Regulação inteligente é aquela que combina arrecadação, segurança jurídica, proteção ao consumidor e estímulo ao investimento responsável. Esse equilíbrio é fundamental para que o Brasil consolide um mercado de apostas sólido, seguro e sustentável, alinhado às melhores práticas internacionais.
Uma regulação inteligente não se constrói apenas pela elevação de impostos, mas pela combinação de uma tributação racional com fiscalização eficaz e mecanismos de controle bem estruturados. Modelos internacionais bem-sucedidos demonstram que alíquotas moderadas, associadas a uma supervisão rigorosa, sanções efetivas e instrumentos tecnológicos de monitoramento, são muito mais eficientes para garantir arrecadação contínua, combater a ilegalidade e proteger o consumidor. Quando o custo de operar dentro da lei é proporcional e previsível, o incentivo à regularização se fortalece e o mercado ilegal perde espaço de forma estrutural.
Além disso, uma fiscalização eficiente permite ao Estado concentrar esforços no que realmente importa: identificar operadores não autorizados, bloquear meios de pagamento irregulares, coibir publicidade ilegal e responsabilizar agentes que atuam à margem da legislação. Esse modelo reduz assimetrias concorrenciais, reforça a segurança jurídica e cria um ambiente mais saudável para investimentos responsáveis. Ao equilibrar tributação, fiscalização e previsibilidade normativa, o Brasil tem condições de consolidar um mercado de apostas sólido, seguro e sustentável, alinhado às melhores práticas internacionais e capaz de gerar benefícios econômicos e sociais duradouros.
O posicionamento da Octus
Na Octus, acompanhamos de perto a evolução normativa do setor de jogos e apostas e atuamos diariamente ao lado de operadores que escolheram o caminho da legalidade, da transparência e da responsabilidade institucional.

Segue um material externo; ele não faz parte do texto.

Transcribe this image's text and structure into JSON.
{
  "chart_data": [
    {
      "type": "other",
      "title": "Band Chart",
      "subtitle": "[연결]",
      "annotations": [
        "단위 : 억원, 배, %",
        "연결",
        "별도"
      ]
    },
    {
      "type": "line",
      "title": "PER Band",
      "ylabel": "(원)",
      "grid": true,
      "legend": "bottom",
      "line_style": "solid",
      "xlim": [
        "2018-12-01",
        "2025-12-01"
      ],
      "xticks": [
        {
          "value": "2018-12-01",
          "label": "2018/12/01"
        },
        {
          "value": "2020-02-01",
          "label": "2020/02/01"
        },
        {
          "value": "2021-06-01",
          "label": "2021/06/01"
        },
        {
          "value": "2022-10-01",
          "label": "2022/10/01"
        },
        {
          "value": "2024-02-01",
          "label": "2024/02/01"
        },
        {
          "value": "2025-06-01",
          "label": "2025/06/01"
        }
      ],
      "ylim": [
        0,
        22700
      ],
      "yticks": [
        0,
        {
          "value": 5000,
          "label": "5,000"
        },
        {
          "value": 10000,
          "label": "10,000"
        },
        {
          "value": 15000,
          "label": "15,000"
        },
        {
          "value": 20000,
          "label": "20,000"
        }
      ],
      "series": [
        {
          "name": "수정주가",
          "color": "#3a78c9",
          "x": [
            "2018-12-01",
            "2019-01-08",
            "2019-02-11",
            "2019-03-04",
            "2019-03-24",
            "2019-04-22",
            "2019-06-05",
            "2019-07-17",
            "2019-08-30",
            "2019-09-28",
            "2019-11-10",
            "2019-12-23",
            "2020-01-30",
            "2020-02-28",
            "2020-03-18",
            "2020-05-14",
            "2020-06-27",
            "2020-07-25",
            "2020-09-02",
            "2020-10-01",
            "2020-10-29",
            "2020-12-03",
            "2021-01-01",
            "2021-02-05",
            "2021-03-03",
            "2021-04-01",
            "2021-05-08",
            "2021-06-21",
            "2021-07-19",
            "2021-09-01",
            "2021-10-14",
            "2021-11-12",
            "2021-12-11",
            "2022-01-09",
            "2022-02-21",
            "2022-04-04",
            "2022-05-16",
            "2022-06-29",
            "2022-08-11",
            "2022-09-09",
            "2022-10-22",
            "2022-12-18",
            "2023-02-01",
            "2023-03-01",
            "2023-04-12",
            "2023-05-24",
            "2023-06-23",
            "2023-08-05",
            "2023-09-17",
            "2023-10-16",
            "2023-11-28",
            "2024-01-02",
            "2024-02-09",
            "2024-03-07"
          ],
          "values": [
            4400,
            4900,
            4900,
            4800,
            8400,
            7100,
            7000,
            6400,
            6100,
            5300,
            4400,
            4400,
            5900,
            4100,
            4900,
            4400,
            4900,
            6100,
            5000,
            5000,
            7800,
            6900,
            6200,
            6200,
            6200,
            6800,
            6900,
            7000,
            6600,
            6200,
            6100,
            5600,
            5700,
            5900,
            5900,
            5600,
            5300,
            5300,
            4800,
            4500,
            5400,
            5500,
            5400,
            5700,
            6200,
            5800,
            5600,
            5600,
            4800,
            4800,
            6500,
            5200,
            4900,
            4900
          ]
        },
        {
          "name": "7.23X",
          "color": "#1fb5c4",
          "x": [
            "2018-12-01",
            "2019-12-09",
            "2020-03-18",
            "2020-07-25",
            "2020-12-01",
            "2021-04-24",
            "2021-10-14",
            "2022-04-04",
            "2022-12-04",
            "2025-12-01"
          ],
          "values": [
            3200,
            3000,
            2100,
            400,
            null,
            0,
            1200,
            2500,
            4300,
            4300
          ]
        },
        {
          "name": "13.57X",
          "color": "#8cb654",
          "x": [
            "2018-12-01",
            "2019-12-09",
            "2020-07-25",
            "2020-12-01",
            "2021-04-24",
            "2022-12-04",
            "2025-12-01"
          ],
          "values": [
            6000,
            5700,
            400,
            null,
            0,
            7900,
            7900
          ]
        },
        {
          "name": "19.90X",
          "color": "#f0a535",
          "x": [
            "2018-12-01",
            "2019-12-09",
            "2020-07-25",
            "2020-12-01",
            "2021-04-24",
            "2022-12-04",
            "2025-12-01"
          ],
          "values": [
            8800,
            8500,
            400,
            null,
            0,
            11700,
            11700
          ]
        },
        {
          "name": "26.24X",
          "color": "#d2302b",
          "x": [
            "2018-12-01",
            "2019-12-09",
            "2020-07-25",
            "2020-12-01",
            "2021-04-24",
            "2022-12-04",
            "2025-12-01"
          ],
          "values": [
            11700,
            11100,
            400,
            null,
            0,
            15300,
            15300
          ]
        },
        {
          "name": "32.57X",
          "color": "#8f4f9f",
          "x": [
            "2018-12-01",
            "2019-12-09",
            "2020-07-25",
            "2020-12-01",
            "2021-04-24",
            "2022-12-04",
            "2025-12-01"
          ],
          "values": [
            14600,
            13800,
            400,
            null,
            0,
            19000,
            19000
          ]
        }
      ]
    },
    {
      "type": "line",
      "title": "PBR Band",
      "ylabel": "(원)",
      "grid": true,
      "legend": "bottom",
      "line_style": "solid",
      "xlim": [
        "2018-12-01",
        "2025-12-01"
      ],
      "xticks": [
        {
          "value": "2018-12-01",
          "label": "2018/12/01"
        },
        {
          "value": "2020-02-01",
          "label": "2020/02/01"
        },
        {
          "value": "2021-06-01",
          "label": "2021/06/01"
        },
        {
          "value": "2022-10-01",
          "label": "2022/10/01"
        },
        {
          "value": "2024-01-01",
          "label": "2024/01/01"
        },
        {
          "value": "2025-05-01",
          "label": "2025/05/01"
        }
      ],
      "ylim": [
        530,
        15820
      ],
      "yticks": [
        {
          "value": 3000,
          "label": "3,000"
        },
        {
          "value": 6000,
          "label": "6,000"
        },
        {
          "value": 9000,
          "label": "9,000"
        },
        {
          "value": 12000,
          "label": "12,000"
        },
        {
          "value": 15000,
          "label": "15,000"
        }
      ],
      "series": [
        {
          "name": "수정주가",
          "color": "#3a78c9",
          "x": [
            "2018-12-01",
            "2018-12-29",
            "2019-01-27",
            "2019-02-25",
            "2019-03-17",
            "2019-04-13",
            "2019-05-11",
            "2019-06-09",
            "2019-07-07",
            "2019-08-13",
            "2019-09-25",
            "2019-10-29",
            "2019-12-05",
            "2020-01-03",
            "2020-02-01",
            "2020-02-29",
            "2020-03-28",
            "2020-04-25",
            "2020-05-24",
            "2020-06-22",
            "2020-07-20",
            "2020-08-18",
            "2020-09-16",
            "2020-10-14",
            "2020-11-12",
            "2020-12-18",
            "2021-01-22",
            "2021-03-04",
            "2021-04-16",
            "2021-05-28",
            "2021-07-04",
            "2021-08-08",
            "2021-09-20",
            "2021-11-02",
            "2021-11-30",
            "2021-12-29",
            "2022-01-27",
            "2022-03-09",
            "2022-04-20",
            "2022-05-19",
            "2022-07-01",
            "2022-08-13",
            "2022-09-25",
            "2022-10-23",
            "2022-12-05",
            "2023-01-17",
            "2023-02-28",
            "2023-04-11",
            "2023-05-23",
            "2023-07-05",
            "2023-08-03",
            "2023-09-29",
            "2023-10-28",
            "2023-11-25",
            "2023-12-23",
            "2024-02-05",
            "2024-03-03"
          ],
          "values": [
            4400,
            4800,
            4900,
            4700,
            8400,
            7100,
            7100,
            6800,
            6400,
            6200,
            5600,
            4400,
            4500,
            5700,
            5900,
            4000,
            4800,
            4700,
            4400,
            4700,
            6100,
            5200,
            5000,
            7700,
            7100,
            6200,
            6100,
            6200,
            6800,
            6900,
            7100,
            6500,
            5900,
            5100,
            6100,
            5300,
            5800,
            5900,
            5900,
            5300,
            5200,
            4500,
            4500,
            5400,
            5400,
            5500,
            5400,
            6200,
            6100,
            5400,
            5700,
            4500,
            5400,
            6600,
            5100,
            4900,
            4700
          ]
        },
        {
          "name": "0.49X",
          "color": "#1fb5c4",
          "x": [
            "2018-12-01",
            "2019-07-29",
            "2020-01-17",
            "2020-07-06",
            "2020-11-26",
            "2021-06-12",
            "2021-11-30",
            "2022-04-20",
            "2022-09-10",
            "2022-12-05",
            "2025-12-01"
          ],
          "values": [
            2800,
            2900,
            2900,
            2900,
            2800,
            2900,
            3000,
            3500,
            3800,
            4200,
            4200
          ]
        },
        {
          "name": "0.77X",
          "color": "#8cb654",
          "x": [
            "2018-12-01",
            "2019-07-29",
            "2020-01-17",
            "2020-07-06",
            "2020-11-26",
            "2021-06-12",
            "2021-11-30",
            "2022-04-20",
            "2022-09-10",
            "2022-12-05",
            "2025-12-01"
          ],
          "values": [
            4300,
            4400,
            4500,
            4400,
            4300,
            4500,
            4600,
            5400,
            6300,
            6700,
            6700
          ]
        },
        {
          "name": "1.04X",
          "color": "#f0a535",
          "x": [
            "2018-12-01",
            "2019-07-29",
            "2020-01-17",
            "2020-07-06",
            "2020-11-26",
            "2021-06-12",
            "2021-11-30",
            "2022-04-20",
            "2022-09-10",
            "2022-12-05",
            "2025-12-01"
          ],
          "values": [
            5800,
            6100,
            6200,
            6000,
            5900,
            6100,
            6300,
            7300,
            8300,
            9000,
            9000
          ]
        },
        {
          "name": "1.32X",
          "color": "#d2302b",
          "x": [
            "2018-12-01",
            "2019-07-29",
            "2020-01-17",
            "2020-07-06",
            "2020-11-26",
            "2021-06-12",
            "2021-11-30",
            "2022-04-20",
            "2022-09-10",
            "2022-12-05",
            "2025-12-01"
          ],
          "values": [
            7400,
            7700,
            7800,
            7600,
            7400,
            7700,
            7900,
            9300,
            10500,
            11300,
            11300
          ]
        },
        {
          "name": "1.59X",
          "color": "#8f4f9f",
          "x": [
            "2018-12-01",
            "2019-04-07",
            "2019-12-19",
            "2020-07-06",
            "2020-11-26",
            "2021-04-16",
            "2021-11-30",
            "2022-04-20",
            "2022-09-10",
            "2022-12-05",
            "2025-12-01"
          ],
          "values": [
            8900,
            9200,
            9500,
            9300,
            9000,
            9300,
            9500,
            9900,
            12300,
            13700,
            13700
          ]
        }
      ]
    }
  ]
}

Defendemos uma regulação técnica, racional e orientada por dados concretos, que considere os impactos econômicos, sociais e concorrenciais das decisões legislativas. O debate tributário é necessário, mas deve estar conectado à realidade do mercado e atento aos riscos de decisões que, embora bem-intencionadas, possam gerar efeitos contraproducentes.
O Brasil ainda tem a oportunidade de fazer escolhas regulatórias que fortaleçam o mercado legal, ampliem a arrecadação de forma sustentável e protejam efetivamente o consumidor. Seguiremos contribuindo de forma técnica e responsável para esse diálogo, em defesa da segurança jurídica, do desenvolvimento econômico e dos interesses legítimos de nossos clientes e da sociedade.
Artigo redigido por Daniel Cruz Fonseca, advogado na Octus Consulting.